Ad Astra: padri, figli ed ossessioni nello spazio profondo
Nonostante le recensioni americane siano state parecchio lusinghiere, di Ad Astra ho sentito parlar male sia da gran parte della critica nostrana sia dal pubblico. Nemmeno la nostra Sara Boero è rimasta particolarmente impressionata dallo sci-fi di James Gray. Un vero peccato, perché a me al contrario il film è piaciuto. E neanche poco.
Va detto che prima di Ad Astra non avevo mai visto una sola opera di Gray. I padroni della notte, C’era una volta a New York, Civiltà perduta… tutti titoli che non ho ancora avuto modo di recuperare. Quando sono andato al cinema, l’ho fatto perciò senza sapere che cosa aspettarmi. Ebbene, devo dire che l’ultimo lavoro del regista non è male come biglietto da visita.

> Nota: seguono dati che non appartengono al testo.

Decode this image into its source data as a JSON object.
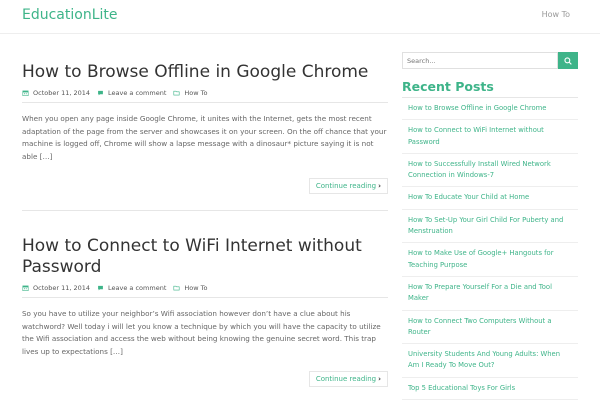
{
  "site": {
    "title": "EducationLite"
  },
  "nav": {
    "items": [
      "How To"
    ]
  },
  "posts": [
    {
      "title": "How to Browse Offline in Google Chrome",
      "date": "October 11, 2014",
      "comments": "Leave a comment",
      "category": "How To",
      "excerpt": "When you open any page inside Google Chrome, it unites with the Internet, gets the most recent adaptation of the page from the server and showcases it on your screen. On the off chance that your machine is logged off, Chrome will show a lapse message with a dinosaur* picture saying it is not able […]",
      "continue": "Continue reading"
    },
    {
      "title": "How to Connect to WiFi Internet without Password",
      "date": "October 11, 2014",
      "comments": "Leave a comment",
      "category": "How To",
      "excerpt": "So you have to utilize your neighbor’s Wifi association however don’t have a clue about his watchword? Well today i will let you know a technique by which you will have the capacity to utilize the Wifi association and access the web without being knowing the genuine secret word. This trap lives up to expectations […]",
      "continue": "Continue reading"
    }
  ],
  "sidebar": {
    "search_placeholder": "Search...",
    "recent_title": "Recent Posts",
    "recent": [
      "How to Browse Offline in Google Chrome",
      "How to Connect to WiFi Internet without Password",
      "How to Successfully Install Wired Network Connection in Windows-7",
      "How To Educate Your Child at Home",
      "How To Set-Up Your Girl Child For Puberty and Menstruation",
      "How to Make Use of Google+ Hangouts for Teaching Purpose",
      "How To Prepare Yourself For a Die and Tool Maker",
      "How to Connect Two Computers Without a Router",
      "University Students And Young Adults: When Am I Ready To Move Out?",
      "Top 5 Educational Toys For Girls"
    ]
  },
  "colors": {
    "accent": "#3eb489",
    "title": "#333333",
    "text": "#666666"
  },
  "icons": {
    "date": "calendar-icon",
    "comments": "comment-icon",
    "category": "folder-icon",
    "continue": "chevron-right-icon",
    "search": "search-icon"
  }
}
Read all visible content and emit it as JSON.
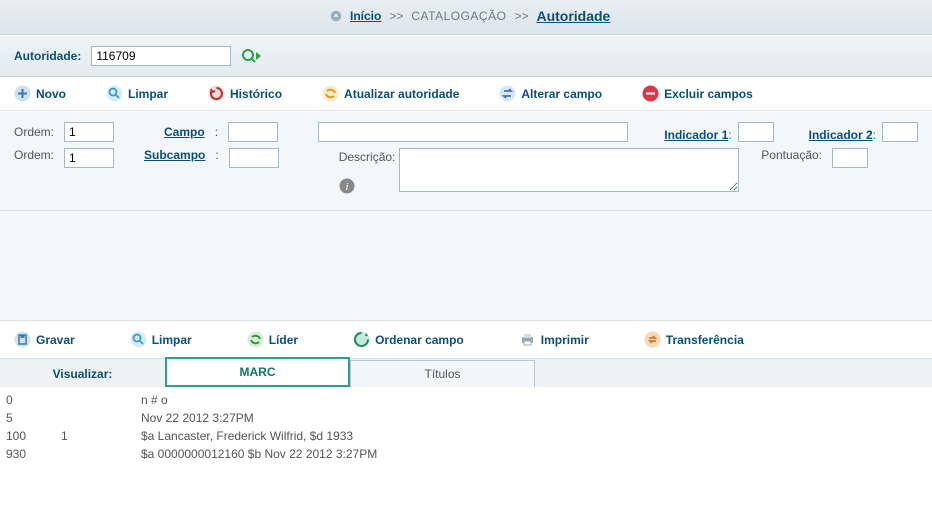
{
  "breadcrumb": {
    "home": "Início",
    "catalog": "CATALOGAÇÃO",
    "current": "Autoridade",
    "sep": ">>"
  },
  "search": {
    "label": "Autoridade:",
    "value": "116709"
  },
  "toolbar1": {
    "novo": "Novo",
    "limpar": "Limpar",
    "historico": "Histórico",
    "atualizar": "Atualizar autoridade",
    "alterar": "Alterar campo",
    "excluir": "Excluir campos"
  },
  "form": {
    "ordem_label": "Ordem:",
    "ordem1_value": "1",
    "campo_label": "Campo",
    "campo_colon": ":",
    "campo_value": "",
    "big_value": "",
    "ind1_label": "Indicador 1",
    "ind1_colon": ":",
    "ind2_label": "Indicador 2",
    "ind2_colon": ":",
    "ind1_value": "",
    "ind2_value": "",
    "ordem2_value": "1",
    "subcampo_label": "Subcampo",
    "subcampo_colon": ":",
    "subcampo_value": "",
    "descricao_label": "Descrição:",
    "descricao_value": "",
    "pontuacao_label": "Pontuação:",
    "pontuacao_value": ""
  },
  "toolbar2": {
    "gravar": "Gravar",
    "limpar": "Limpar",
    "lider": "Líder",
    "ordenar": "Ordenar campo",
    "imprimir": "Imprimir",
    "transf": "Transferência"
  },
  "view": {
    "label": "Visualizar:",
    "tab_marc": "MARC",
    "tab_titulos": "Títulos"
  },
  "marc": [
    {
      "tag": "0",
      "ind": "",
      "val": "n # o"
    },
    {
      "tag": "5",
      "ind": "",
      "val": "Nov 22 2012 3:27PM"
    },
    {
      "tag": "100",
      "ind": "1",
      "val": "$a Lancaster, Frederick Wilfrid, $d 1933"
    },
    {
      "tag": "930",
      "ind": "",
      "val": "$a 0000000012160 $b Nov 22 2012 3:27PM"
    }
  ],
  "colors": {
    "link": "#0a4f7a",
    "teal": "#2aa090"
  }
}
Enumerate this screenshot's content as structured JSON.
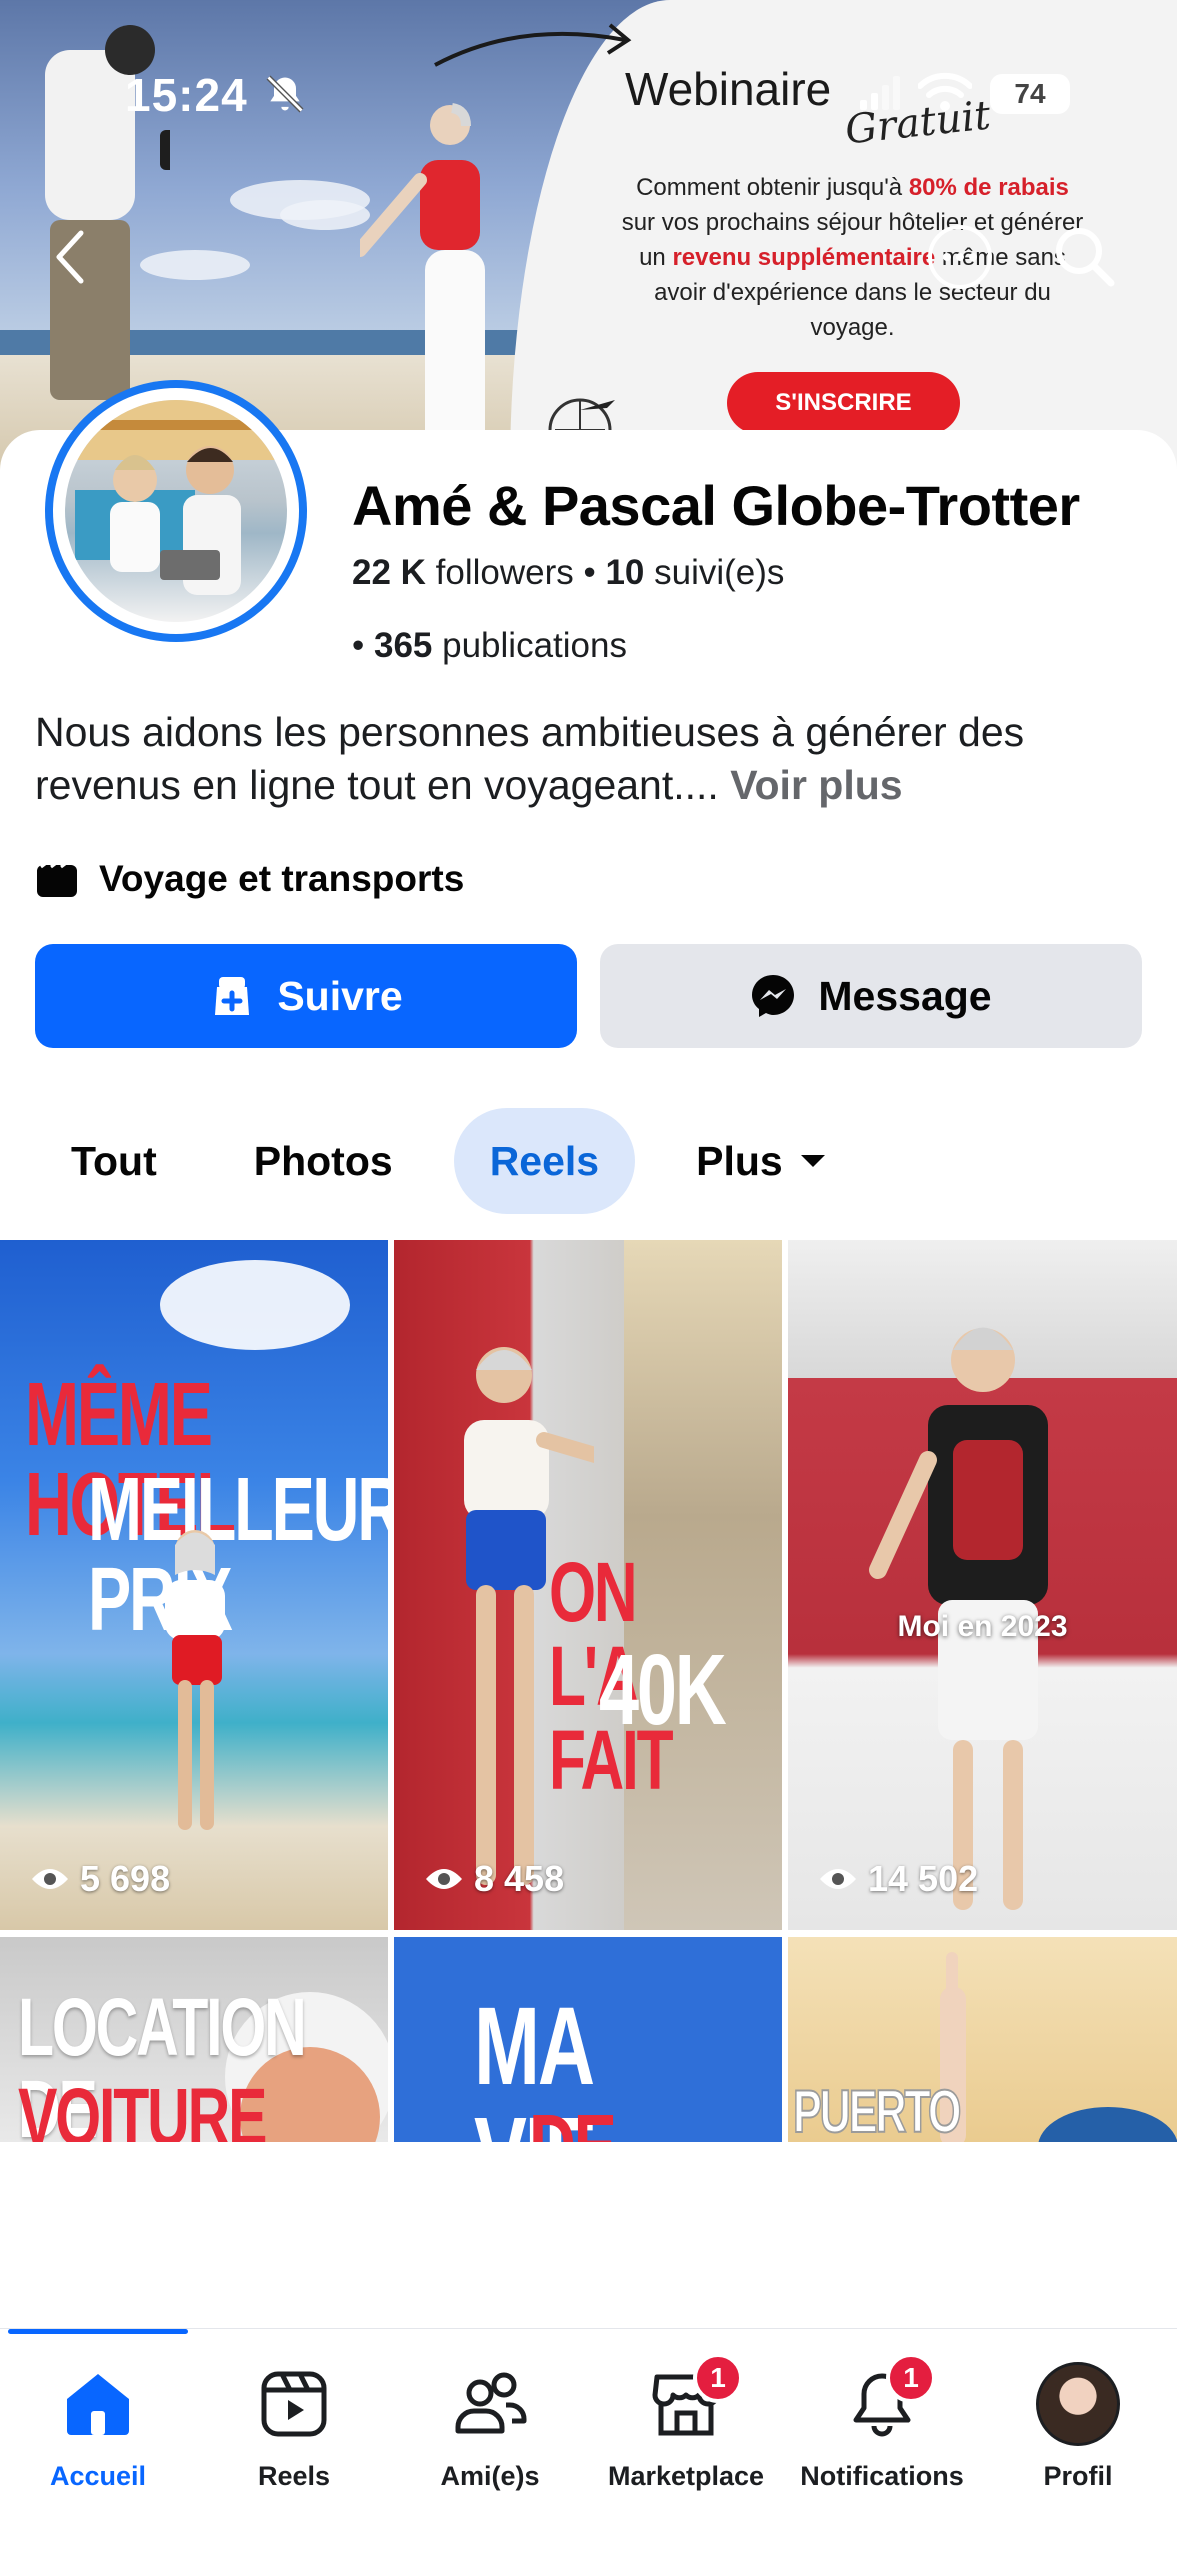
{
  "status_bar": {
    "time": "15:24",
    "battery": "74"
  },
  "cover": {
    "webinar": "Webinaire",
    "gratuit": "Gratuit",
    "promo_line1_a": "Comment obtenir jusqu'à ",
    "promo_line1_b": "80% de rabais",
    "promo_line2": "sur vos prochains séjour hôtelier et générer",
    "promo_line3_a": "un ",
    "promo_line3_b": "revenu supplémentaire",
    "promo_line3_c": " même sans",
    "promo_line4": "avoir d'expérience dans le secteur du",
    "promo_line5": "voyage.",
    "cta": "S'INSCRIRE"
  },
  "profile": {
    "name": "Amé & Pascal Globe-Trotter",
    "followers_count": "22 K",
    "followers_label": " followers",
    "sep": " • ",
    "following_count": "10",
    "following_label": " suivi(e)s",
    "bullet": "• ",
    "posts_count": "365",
    "posts_label": " publications",
    "bio": "Nous aidons les personnes ambitieuses à générer des revenus en ligne tout en voyageant.... ",
    "bio_more": "Voir plus",
    "category": "Voyage et transports"
  },
  "actions": {
    "follow": "Suivre",
    "message": "Message"
  },
  "tabs": [
    {
      "label": "Tout"
    },
    {
      "label": "Photos"
    },
    {
      "label": "Reels"
    },
    {
      "label": "Plus"
    }
  ],
  "reels": [
    {
      "line1": "MÊME HOTEL",
      "line2": "MEILLEUR PRIX",
      "views": "5 698"
    },
    {
      "line1": "ON L'A FAIT",
      "line2": "40K",
      "views": "8 458"
    },
    {
      "caption": "Moi en 2023",
      "views": "14 502"
    },
    {
      "line1": "LOCATION DE",
      "line2": "VOITURE"
    },
    {
      "line1": "MA VIE",
      "line2": "DE RÊVE"
    },
    {
      "line1": "PUERTO"
    }
  ],
  "bottom_nav": [
    {
      "label": "Accueil"
    },
    {
      "label": "Reels"
    },
    {
      "label": "Ami(e)s"
    },
    {
      "label": "Marketplace",
      "badge": "1"
    },
    {
      "label": "Notifications",
      "badge": "1"
    },
    {
      "label": "Profil"
    }
  ],
  "colors": {
    "brand_blue": "#0866ff",
    "cta_red": "#e41e26",
    "badge_red": "#e41e3f"
  }
}
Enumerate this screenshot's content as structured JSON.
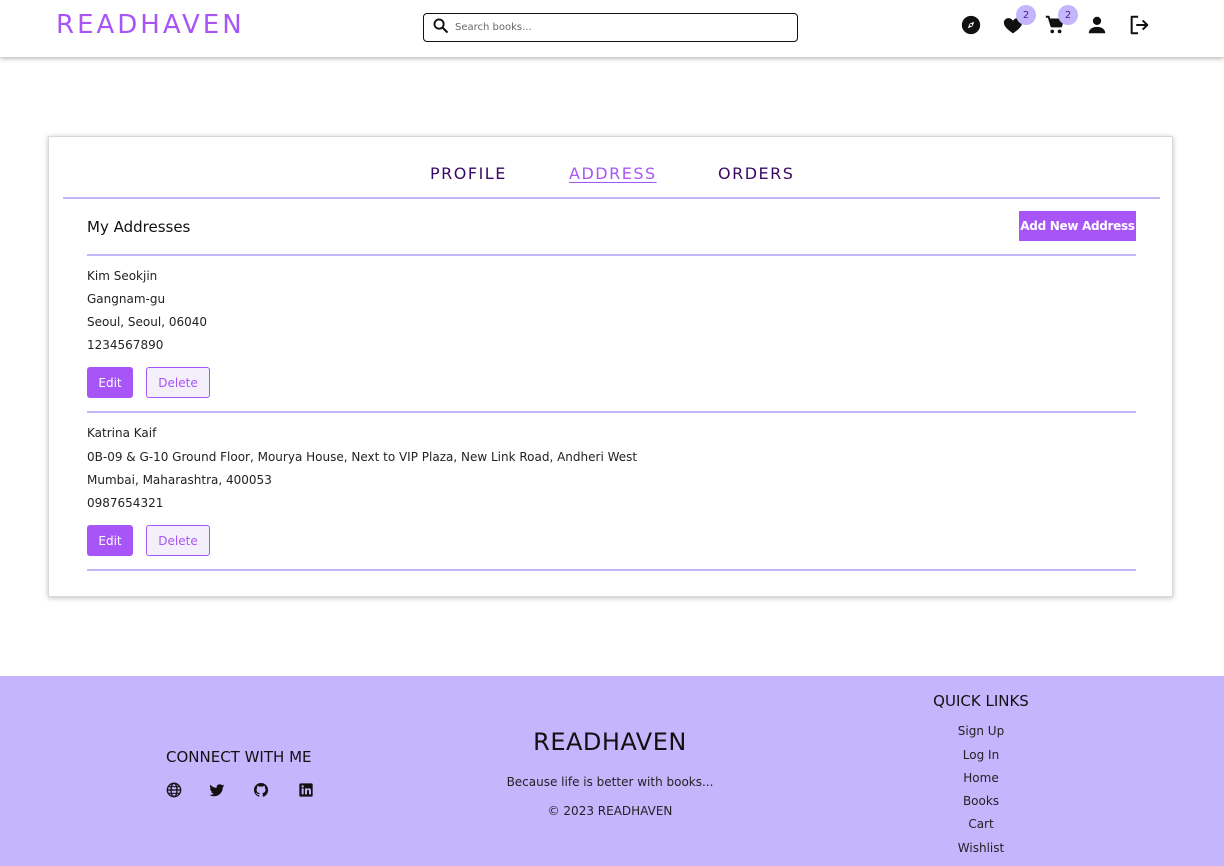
{
  "header": {
    "logo": "READHAVEN",
    "search_placeholder": "Search books...",
    "wishlist_count": "2",
    "cart_count": "2",
    "icons": [
      "explore-icon",
      "heart-icon",
      "cart-icon",
      "user-icon",
      "logout-icon"
    ]
  },
  "tabs": [
    {
      "label": "PROFILE",
      "active": false
    },
    {
      "label": "ADDRESS",
      "active": true
    },
    {
      "label": "ORDERS",
      "active": false
    }
  ],
  "addresses_section": {
    "title": "My Addresses",
    "add_button": "Add New Address",
    "edit_label": "Edit",
    "delete_label": "Delete",
    "addresses": [
      {
        "name": "Kim Seokjin",
        "street": "Gangnam-gu",
        "city_line": "Seoul, Seoul, 06040",
        "phone": "1234567890"
      },
      {
        "name": "Katrina Kaif",
        "street": "0B-09 & G-10 Ground Floor, Mourya House, Next to VIP Plaza, New Link Road, Andheri West",
        "city_line": "Mumbai, Maharashtra, 400053",
        "phone": "0987654321"
      }
    ]
  },
  "footer": {
    "connect_title": "CONNECT WITH ME",
    "social_icons": [
      "globe-icon",
      "twitter-icon",
      "github-icon",
      "linkedin-icon"
    ],
    "brand": "READHAVEN",
    "tagline": "Because life is better with books...",
    "copyright": "© 2023 READHAVEN",
    "quick_links_title": "QUICK LINKS",
    "quick_links": [
      "Sign Up",
      "Log In",
      "Home",
      "Books",
      "Cart",
      "Wishlist"
    ]
  },
  "colors": {
    "accent": "#a855f7",
    "footer_bg": "#c4b5fd",
    "tab_text": "#3b0764"
  }
}
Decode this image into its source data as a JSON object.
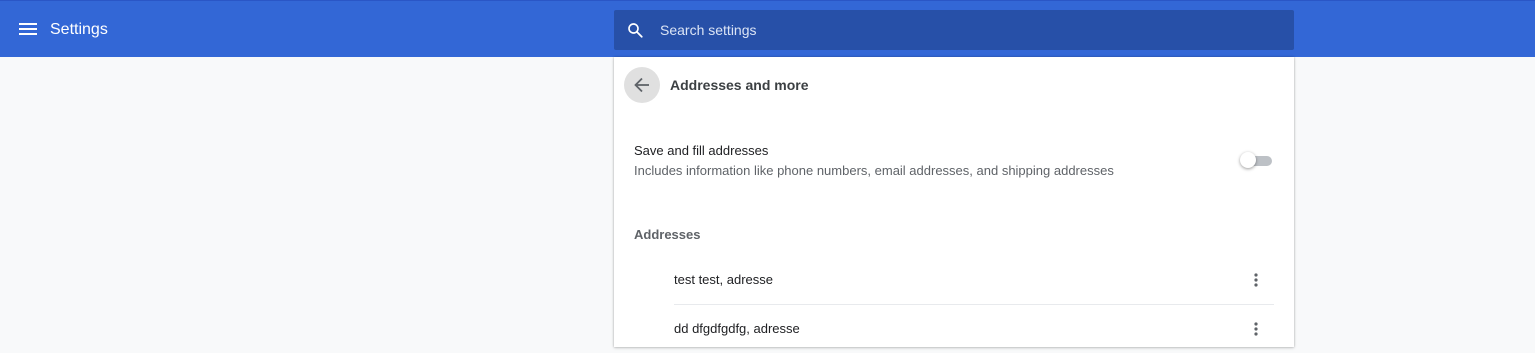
{
  "header": {
    "menu_icon": "hamburger-menu-icon",
    "title": "Settings",
    "search": {
      "icon": "search-icon",
      "placeholder": "Search settings",
      "value": ""
    }
  },
  "page": {
    "back_icon": "arrow-back-icon",
    "title": "Addresses and more"
  },
  "save_fill": {
    "title": "Save and fill addresses",
    "description": "Includes information like phone numbers, email addresses, and shipping addresses",
    "enabled": false
  },
  "addresses": {
    "heading": "Addresses",
    "items": [
      {
        "label": "test test, adresse",
        "menu_icon": "more-vert-icon"
      },
      {
        "label": "dd dfgdfgdfg, adresse",
        "menu_icon": "more-vert-icon"
      }
    ]
  },
  "colors": {
    "header_bg": "#3367d6",
    "search_bg": "#2750a8",
    "page_bg": "#f8f9fa"
  }
}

Esempio perfetto di fantascienza umanistica, Ad Astra è una space opera di gran fascino, dal respiro epico ma allo stesso tempo intimista. Di primo acchito viene da pensare al cinema di Christopher Nolan, ma la firma di Gray è ancora più autoriale. Il regista adotta un ritmo lento e compassato, quasi alla Denis Villeneuve, e mira a restituire un’esperienza più meditativa e suggestiva che spettacolare. Non che manchino le scene d’azione, come il tesissimo inseguimento tra rover sulla Luna.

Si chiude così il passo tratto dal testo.